Innovation Might Require Discomfort
In the real world, we work on project teams composed of different personalities, experts, and people that might have different goals altogether. Learning how to work with others, to reach a compromise, to reach consensus, and to gracefully disagree and engage in discussion is the mark of a mature thinker. We know that learning is not always the most comfortable activity a person can engage in, but that discomfort helps us to see our weaknesses and where we could do better.
It’s true, there might be a truly remarkable thinker and scholar out there who can develop their own ideas without the help of others–but I find it hard to believe that this is the case the majority of the time.
I believe it is important to recognize that it is rare for a single person to strike gold on a perfect new idea all by themselves–that successful design comes through collaboration and exposure to others. The problems of today are sticky and complex; they require a multi-pronged approach that considers expert areas across several disciplines.
So it may not be easy to be an innovator, but it’s well worth the effort. We grow as human beings from moments of discomfort and we shouldn’t shy away from engaging in tough exercises of critical thinking.
So what of the future?
If there was something I could share with my future students, it would be this: learning with me will provide an experience unlike any other you have ever had before. A class with me will be so much more than a semester full of lectures paired with the expectation that you take notes, a midterm, a final, a project, and BAM! You earn a grade. You’re done. A class with me will be a fuzzy blend of what you expect based on past experience and what you will be exposed to in an innovative, exciting learning environment.

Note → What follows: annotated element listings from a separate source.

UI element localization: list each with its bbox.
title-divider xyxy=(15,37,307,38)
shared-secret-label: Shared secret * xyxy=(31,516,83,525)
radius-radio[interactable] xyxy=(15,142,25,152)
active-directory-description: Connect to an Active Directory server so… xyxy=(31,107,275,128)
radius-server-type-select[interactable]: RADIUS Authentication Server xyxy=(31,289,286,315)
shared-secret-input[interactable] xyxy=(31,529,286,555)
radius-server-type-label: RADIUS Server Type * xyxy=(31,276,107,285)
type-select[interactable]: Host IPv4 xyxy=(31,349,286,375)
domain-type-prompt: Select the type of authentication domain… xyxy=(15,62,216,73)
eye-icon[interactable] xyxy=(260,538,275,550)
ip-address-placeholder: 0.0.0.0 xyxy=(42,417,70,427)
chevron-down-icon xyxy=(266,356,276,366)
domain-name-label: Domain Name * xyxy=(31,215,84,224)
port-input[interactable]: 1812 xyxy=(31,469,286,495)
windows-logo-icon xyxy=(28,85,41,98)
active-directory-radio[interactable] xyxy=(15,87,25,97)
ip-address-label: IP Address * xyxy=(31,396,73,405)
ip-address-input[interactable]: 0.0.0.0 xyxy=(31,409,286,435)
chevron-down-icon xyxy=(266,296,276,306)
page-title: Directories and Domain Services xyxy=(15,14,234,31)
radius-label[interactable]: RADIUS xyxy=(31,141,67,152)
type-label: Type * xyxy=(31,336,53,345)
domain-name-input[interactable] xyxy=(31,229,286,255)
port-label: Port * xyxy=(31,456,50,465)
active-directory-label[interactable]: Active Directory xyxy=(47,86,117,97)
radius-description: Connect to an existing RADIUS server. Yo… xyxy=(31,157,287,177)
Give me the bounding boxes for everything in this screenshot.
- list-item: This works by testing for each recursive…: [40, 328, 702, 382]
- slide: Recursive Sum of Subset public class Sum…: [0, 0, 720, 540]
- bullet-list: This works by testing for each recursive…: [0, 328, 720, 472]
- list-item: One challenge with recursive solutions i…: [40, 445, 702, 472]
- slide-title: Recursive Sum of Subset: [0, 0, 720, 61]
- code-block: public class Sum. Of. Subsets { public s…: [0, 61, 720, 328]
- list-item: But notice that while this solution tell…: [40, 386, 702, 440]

A class with me wouldn’t be fulfilling its purpose if it wasn’t helping you learn how to think. What kind of information or data do you need to get your hands on to begin to address the the problem? Where do you find this information? Once you have it, how will you use it? These are all questions I will ask you to think about and answer for yourselves. And you will be required to think–which can be a little uncomfortable if you have not had much practice doing this in school.
I don’t want to put down your educational experience to date; on the contrary, I applaud your resilience and determination to continue your education. Your life experience has helped make you who you are and there is no doubt that you have had many many valuable learning experiences in both contemporary and traditional classrooms.
I recognize that I am not a fully formed person yet. I don’t know everything. But, I’m curious and as a lifelong learner, I am cognizant that there will always be things that I don’t know–and yet, much that I do! In my classroom, we are learning together. I rely on the fresh eyes of my students to help me continuously reevaluate whether my approaches and/or courses are providing skills that are useful.
Everyone has had a different background and experience, and thus, each individual in the classroom has a unique set of skills and qualities they bring with them. I’m here to hear your story, I’m here to help you achieve your goals.
I want my students to embrace learning with a positive attitude. I expect my students to try, to explore new ideas, and to never forget that failure does not mean that learning is over. Give yourself permission to walk your own path and you will be successful.